La honte intériorisée de l’homosexualité n’est‑elle pas la manifestation spécifique d’une honte plus générale à l’égard de toute forme de sexualité comme sentiment exacerbé d’un corps livré malgré lui à l’autre — irruption d’une pulsion inconnue jusqu’alors, découverte de l’autre en soi ? (p. 244)

9Si le critique ne s’intéresse pas à proprement parler aux théories traumatiques de la honte, d’après lesquelles cette émotion témoigne d’une rupture du lien10, il partage avec celles‑ci les termes du problème. Ainsi la psychanalyste Cathie Silvestre peut‑elle écrire la même année :

La honte est à la fois mesure de la séparation, de l’infranchissable distance vers l’autre, et pourtant elle semble être un vestige du choc et de l’entame de cet autre vis‑à‑vis duquel l’intériorité se constitue, et en ce sens elle ne peut être avec l’idéal qu’en échanges constants, en duel infini : l’idéal c’est l’autre, l’essence de l’autre absorbé, détruit, érigé dans le processus identificatoire, regard tourné inexorablement vers le dedans — « on est prié de fermer les yeux » —, sans « évasion » possible11.

10Une partie du livre de J.‑P. Martin se consacre à une analyse des situations honteuses que la littérature du xxe siècle a pu magnifier : ainsi voit‑on défiler l’enfant humilié (p. 37‑43), l’enfant honteux de ses parents (p. 107‑117), l’adolescent (p. 149‑159), les figures du boursier (p. 125‑130), de l’héritier (p. 131‑137), de l’homosexuel (p. 231‑236), du Juif stigmatisé et de celui qui assiste à la stigmatisation du Juif (p. 203‑212). Les lieux de la honte sont inventoriés (p. 139‑147), notamment le pensionnat. À certains moments, on peut même se demander si cette manière d’énumérer, d’inventorier les situations honteuses ne conduit pas à diluer la définition initialement posée, par exemple lorsque l’auteur souligne avec humour la labilité du sentiment de honte : « Car, reconnaissons‑le, être la honte de ses parents, ce n’est pas facile à vivre, mais être la fierté de ses parents, quelle lourde charge à porter ! » (p. 132). Reste que ce n’est pas tout à fait rendre justice à l’analyse que de pointer cet éparpillement : le livre rend compte avec finesse du processus en vertu duquel l’individu peut s’enfermer à l’intérieur de « sa » honte, ce qui le rend éventuellement insensible à la persécution subie par l’autre : « Chacun est cloisonné dans sa catégorie, face à son miroir, prisonnier de son image flétrie » (p. 234). Ainsi peut‑il s’expliquer que Jouhandeau, formidable analyste de l’humiliation subie par les homosexuels dans De l’abjection (1939), justifie son antisémitisme dans Le Péril juif (1937) (p. 234‑235).

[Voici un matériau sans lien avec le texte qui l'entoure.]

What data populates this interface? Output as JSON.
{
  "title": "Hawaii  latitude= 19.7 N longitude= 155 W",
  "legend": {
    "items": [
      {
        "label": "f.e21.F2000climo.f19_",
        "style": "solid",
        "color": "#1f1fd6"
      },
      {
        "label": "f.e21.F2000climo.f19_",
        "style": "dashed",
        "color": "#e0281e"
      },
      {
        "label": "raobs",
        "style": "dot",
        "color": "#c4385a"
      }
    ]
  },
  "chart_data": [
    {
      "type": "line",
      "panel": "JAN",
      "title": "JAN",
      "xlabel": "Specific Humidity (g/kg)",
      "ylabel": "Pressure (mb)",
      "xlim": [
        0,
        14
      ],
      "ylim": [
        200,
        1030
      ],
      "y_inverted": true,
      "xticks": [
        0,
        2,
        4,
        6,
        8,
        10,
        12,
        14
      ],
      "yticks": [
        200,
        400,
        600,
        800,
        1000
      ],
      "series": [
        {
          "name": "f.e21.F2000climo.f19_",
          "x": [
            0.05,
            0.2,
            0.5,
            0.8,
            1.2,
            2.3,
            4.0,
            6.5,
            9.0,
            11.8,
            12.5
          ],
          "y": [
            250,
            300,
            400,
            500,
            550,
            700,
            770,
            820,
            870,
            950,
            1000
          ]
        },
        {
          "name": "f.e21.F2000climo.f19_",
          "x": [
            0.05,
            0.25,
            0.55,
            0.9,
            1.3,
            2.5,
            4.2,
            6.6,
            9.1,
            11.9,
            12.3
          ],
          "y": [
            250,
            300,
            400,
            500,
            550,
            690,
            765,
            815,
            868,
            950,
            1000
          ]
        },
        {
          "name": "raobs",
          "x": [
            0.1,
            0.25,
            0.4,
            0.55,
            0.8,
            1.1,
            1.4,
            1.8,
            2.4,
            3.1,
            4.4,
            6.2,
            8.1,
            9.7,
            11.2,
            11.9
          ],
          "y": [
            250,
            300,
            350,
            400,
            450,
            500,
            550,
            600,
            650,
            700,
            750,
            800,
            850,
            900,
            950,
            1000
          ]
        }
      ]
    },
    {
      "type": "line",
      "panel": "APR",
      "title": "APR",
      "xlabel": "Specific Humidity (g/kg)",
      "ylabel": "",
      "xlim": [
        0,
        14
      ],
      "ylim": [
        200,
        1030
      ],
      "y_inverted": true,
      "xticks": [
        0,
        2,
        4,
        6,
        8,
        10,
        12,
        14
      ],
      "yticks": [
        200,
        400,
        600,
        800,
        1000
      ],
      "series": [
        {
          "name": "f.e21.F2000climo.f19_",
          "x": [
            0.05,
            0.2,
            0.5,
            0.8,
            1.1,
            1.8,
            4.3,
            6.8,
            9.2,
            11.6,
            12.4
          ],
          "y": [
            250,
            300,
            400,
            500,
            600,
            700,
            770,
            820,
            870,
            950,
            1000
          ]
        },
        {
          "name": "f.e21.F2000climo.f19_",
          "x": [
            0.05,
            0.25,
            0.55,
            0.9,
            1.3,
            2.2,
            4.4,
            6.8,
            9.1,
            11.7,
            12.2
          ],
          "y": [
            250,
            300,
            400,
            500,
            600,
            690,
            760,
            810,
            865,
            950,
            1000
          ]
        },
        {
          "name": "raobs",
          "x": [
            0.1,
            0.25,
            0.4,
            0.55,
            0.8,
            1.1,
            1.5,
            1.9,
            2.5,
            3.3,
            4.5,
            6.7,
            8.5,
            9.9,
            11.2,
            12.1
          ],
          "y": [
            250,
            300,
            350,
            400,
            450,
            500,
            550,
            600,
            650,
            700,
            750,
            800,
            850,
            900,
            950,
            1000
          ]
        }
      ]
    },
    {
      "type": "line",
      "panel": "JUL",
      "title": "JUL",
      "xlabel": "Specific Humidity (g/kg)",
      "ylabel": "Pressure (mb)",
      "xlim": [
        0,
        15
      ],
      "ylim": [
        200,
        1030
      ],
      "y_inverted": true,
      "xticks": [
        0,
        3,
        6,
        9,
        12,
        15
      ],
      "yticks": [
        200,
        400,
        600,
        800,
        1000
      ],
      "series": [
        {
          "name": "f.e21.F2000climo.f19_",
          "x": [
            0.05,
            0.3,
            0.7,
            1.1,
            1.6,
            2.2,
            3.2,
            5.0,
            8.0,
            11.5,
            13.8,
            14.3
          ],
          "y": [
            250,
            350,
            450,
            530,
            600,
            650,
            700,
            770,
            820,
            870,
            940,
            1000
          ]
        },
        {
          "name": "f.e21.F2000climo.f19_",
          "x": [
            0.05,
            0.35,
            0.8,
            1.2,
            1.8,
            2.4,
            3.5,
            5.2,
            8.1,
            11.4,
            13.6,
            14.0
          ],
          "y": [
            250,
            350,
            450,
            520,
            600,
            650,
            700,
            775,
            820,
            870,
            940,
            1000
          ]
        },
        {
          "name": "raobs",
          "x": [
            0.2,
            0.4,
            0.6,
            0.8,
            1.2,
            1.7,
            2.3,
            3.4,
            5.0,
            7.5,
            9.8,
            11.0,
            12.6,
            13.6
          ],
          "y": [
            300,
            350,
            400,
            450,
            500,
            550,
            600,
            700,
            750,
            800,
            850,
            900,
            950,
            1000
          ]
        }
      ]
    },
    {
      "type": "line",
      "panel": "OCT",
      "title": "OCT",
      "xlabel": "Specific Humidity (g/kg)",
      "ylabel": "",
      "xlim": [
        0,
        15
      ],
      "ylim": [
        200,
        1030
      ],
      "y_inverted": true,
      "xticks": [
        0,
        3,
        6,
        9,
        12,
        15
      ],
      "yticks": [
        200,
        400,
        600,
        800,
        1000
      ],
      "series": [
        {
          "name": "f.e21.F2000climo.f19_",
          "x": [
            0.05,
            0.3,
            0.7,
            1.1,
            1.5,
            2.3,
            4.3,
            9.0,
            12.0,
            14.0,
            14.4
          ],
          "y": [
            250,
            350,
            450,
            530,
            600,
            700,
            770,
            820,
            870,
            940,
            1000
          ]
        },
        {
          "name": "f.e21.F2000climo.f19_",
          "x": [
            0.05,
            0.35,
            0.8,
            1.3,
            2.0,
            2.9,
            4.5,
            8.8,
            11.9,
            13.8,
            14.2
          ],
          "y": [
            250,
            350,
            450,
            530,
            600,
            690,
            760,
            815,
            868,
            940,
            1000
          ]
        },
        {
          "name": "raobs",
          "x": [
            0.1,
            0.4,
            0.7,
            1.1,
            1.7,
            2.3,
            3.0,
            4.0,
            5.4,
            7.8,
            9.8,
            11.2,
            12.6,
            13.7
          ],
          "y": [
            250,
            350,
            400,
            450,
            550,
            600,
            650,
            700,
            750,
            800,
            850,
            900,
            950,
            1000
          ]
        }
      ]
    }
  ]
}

11L’étude des rapports entre honte et antisémitisme donne d’ailleurs lieu à des analyses particulièrement saisissantes, lorsque J.‑P. Martin souligne la puissance de l’antisémitisme comme rempart contre la honte :

[…] parmi les couches géologiques des sédimentations monomaniaques, l’antisémitisme semble présenter une minéralité et densité incomparables. C’est un corps bétonné, sans faille. « Je meurs antisémite », écrivait Drieu en 1939 dans son faux testament. L’antisémite semble ainsi pourvu d’un antidote miraculeux contre la honte historique qui nous étreint. (p. 209)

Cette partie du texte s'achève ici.